1. Turn on your computer’s firewall. It’s highly recommended that you don’t turn off Windows Firewall unless you have another firewall turned on. Turning off Windows Firewall might make your PC (and your network, if you have one) more vulnerable to unauthorized access. To turn Windows Firewall on or off:
a. On Start menu, scroll down to Windows System > Control Panel > System and Security > Windows Firewall.
b. Select Turn Windows Firewall on or off. You might be asked for an admin password or to confirm your choice.
c. Under the appropriate network setting, select Turn on Windows Firewall.
Note: If your PC is connected to a network, network policy settings might prevent you from completing these steps. For more info, contact your administrator.
2. Install all available software updates. Keeping your phone’s software up-to-date should be a given but if you turned off Windows automatic update feature, make sure that you enable it back on.

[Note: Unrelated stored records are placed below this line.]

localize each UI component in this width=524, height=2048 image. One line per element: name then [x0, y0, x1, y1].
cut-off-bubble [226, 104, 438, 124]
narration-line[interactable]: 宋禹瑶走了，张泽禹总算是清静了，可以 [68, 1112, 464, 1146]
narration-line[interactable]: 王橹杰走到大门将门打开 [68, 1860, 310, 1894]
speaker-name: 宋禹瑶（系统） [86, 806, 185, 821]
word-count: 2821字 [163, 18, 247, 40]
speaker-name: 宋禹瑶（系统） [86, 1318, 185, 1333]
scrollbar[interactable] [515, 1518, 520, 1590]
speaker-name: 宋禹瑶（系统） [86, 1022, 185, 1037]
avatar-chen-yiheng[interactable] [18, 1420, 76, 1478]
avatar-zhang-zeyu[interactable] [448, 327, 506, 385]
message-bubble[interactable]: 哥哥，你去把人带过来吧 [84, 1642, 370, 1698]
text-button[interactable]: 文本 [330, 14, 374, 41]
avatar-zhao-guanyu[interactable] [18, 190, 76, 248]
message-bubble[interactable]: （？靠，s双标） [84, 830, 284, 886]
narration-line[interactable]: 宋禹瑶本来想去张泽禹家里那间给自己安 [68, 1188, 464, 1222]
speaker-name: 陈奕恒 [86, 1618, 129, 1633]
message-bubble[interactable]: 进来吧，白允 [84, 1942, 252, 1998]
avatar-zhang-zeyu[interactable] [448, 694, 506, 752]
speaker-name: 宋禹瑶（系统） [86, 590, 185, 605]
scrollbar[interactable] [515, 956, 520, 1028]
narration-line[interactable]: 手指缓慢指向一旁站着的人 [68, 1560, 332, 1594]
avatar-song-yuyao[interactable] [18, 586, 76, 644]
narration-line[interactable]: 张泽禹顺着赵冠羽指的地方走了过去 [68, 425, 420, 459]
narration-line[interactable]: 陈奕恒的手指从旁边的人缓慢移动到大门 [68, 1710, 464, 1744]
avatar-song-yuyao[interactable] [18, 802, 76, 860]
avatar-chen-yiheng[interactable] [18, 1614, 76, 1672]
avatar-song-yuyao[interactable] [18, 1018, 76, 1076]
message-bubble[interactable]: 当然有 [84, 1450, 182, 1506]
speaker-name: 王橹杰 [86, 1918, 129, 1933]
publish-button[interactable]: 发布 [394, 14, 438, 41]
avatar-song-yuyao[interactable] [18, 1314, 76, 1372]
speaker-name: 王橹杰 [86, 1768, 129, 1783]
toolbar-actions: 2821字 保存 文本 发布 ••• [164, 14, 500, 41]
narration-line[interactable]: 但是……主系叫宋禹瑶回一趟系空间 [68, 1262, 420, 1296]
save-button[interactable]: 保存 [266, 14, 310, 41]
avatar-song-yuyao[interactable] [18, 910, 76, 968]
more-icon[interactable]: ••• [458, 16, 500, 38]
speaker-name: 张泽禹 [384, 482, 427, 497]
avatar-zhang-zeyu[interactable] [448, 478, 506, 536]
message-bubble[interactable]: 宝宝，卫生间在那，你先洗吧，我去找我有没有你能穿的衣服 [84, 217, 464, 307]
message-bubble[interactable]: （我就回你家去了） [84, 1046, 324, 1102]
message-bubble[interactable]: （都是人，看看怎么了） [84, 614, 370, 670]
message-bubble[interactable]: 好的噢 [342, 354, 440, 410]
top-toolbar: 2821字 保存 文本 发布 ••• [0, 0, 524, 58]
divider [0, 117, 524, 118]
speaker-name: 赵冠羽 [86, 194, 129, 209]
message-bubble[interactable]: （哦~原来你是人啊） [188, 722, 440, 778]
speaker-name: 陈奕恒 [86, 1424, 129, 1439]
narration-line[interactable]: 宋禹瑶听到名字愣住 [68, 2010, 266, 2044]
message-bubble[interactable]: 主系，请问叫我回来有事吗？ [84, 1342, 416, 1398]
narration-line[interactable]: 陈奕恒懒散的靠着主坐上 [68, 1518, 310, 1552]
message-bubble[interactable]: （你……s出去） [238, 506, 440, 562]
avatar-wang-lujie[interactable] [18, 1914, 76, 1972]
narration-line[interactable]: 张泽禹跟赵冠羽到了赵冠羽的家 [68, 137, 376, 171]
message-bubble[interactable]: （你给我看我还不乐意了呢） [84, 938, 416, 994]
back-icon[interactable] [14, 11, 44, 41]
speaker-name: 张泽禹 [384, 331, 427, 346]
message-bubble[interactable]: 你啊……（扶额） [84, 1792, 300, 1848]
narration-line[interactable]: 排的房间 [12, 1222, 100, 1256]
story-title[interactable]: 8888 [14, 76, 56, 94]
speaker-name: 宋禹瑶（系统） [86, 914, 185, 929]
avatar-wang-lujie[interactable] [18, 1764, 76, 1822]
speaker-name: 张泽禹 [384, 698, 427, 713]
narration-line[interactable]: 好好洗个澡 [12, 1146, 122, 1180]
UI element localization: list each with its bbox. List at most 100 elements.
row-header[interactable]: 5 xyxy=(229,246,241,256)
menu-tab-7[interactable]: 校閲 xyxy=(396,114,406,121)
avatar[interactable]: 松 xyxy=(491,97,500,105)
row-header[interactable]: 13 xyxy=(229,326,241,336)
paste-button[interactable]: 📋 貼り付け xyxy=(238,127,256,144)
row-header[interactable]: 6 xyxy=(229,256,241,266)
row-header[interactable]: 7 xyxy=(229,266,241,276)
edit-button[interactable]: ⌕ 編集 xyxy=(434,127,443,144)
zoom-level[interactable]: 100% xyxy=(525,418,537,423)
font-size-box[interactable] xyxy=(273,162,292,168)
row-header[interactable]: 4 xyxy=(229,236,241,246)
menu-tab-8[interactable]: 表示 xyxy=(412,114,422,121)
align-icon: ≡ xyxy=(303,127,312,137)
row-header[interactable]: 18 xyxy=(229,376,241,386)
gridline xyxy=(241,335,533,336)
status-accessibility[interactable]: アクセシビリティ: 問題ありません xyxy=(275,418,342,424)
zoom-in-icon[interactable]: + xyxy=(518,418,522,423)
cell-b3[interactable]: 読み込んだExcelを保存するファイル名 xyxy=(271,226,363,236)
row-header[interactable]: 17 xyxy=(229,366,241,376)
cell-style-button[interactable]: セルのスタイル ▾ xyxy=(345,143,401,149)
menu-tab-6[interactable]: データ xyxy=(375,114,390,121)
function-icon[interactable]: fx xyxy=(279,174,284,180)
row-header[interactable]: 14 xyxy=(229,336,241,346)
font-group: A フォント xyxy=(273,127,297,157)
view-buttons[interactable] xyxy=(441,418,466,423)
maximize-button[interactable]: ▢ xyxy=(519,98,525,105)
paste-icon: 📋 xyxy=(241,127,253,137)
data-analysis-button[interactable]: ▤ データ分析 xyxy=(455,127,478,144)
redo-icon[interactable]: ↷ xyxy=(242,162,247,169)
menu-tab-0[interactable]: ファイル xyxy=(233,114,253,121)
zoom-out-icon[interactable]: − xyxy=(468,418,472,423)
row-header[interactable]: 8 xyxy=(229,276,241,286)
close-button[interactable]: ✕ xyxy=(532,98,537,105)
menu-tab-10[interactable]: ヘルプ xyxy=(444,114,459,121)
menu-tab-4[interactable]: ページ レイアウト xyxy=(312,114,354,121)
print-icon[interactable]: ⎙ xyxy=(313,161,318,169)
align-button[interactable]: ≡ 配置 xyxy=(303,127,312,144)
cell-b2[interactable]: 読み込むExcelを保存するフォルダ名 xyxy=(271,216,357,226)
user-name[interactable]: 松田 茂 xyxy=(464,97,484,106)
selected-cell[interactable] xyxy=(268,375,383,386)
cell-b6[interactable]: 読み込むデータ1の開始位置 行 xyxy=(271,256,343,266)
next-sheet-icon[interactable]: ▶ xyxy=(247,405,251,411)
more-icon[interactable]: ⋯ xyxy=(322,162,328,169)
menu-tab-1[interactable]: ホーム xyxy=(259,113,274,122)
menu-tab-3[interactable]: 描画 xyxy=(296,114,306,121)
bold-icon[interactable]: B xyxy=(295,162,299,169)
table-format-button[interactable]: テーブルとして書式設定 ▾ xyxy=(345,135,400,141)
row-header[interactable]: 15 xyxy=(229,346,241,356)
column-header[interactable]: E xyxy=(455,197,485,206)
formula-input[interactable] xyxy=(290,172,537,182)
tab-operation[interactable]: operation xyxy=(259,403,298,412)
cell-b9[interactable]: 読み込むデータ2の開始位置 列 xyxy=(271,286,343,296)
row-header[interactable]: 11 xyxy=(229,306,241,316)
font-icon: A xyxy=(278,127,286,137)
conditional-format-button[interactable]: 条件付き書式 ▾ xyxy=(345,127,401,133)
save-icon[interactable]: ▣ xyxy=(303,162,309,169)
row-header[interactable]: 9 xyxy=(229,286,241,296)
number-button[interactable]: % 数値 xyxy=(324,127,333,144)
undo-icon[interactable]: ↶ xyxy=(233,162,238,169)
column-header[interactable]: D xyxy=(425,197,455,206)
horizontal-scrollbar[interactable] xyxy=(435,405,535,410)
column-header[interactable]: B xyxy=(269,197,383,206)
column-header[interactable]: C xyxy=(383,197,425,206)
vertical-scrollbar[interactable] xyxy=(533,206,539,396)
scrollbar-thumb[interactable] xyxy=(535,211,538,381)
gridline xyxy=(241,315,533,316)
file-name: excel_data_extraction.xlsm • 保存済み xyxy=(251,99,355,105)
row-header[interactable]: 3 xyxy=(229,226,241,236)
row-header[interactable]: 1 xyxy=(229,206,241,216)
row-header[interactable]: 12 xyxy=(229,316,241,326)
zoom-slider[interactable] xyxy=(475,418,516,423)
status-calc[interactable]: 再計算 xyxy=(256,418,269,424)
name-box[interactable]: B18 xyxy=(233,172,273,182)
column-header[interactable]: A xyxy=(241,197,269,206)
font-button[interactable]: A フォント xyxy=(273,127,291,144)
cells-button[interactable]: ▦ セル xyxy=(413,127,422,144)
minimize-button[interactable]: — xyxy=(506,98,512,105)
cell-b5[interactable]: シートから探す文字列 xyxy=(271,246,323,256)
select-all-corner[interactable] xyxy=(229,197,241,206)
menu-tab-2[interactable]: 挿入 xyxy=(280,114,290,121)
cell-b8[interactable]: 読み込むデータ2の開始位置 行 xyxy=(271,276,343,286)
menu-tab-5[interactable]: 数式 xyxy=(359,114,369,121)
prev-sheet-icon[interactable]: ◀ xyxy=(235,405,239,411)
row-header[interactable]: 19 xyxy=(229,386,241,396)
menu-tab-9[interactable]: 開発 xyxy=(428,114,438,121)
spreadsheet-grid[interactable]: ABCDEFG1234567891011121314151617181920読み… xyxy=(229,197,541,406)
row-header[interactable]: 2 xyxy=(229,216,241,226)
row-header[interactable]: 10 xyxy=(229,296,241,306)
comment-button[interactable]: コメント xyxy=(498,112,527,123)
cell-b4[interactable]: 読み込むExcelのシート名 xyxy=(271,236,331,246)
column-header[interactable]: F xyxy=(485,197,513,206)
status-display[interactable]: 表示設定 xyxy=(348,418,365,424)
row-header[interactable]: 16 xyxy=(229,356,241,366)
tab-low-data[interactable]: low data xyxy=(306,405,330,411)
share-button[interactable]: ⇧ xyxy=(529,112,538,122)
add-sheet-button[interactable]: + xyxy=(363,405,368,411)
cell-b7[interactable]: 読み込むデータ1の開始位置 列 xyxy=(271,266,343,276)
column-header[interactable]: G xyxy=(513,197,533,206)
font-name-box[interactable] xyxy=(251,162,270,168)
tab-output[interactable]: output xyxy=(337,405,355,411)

3. Avoid downloading software from unknown developers or source. This is one of the easiest way to infect your computer with malware. If you can’t live without installing a particular software but you are unsure if it’s safe or not, try using Google to see whether anyone else has reported it as a malware.
4. Read all security warnings, license agreements, and privacy statements that are associated with any software that you download. This may seem a chore but you must do it if you want to avoid installing software bundle that may include suspicious programs.